When Prohibition ended 79 years ago, California replaced the bootleg liquor trade with a legal monopoly – a series of laws that locked in industry marketing practices and enforced industry-established retail prices.
The misnamed “fair trade” laws were the handiwork of the Capitol’s dominant lobbyist of the era, Artie Samish, who later described it this way in his autobiography:
“Only by regulation and enforcement could the alcoholic beverage business thrive and prosper. Cutthroat competition could have been ruinous. So I put through fair-trade laws to protect wholesalers, distributors and retailers. All of them make a profit in California, and they always have.”

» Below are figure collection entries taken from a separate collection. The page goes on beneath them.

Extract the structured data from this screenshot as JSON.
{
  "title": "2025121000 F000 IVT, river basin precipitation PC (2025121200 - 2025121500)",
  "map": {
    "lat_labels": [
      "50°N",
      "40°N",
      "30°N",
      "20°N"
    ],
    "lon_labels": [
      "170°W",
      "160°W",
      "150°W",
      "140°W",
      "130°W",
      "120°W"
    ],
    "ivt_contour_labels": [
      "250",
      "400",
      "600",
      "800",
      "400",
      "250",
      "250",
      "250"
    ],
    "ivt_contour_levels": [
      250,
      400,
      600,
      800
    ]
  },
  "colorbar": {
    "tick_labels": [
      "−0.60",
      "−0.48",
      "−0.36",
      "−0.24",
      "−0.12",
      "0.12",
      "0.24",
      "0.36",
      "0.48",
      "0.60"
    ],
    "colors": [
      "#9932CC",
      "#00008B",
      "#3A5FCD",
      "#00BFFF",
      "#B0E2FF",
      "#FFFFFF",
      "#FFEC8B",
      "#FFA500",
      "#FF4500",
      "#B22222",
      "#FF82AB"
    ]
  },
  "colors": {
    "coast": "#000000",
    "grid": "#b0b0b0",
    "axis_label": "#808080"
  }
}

Samish went to prison for treating the Legislature like a puppet (he was once photographed holding a ventriloquist’s dummy he named “Mr. Legislature”). But his laws remained on the books for decades, until the courts struck down price-fixing.
Nevertheless, other portions remained intact. One is called “tied-house” and ostensibly separates liquor trade into three separate levels – producers (brewers, vintners and distillers), wholesalers and retailers – and prohibits intermingling.
One says “ostensibly” because over the years, the Legislature has granted many specific exemptions, such as one given to members of the Bronfman distilling family (Seagram) when they purchased Universal Studios, which sold liquor in its theme parks, and another for movie titanFrancis Ford Coppola when he, as a winery owner, wanted to open a restaurant.
The many exemptions indicate that the tied-house law is overdue for repeal or at least an overhaul. But wholesalers, who fear direct sales to consumers by producers and/or being bypassed by producer-to-retailer arrangements, want to keep it intact.
Furthermore, Capitol politicians like having exemption-seekers come to them, hats in hand. The tied-house law has generated a steady flow of campaign contributions and lobbying fees, and scarcely a year passes without at least one exemption bill being introduced.
It appears that 2013 will be no exception, because a newly formed association of 22 small California distillers wants to emulate wineries and breweries and receive legal permission to stage “tastings” to sell their whiskeys.
“California is a huge presence in the wine world and has also produced notable brewery entrepreneurs,” says Cris Steller, an El Dorado County distiller and secretary of the California Artisanal Distillers Guild.
He said “a level playing field for California distillers” would provide “a positive economic impact” for more than just his industry.
The guild has retained a lobbying firm and lined up a legislator to carry its “Taste California” bill, but wholesalers, who see it as a further erosion of their role, will strenuously oppose it.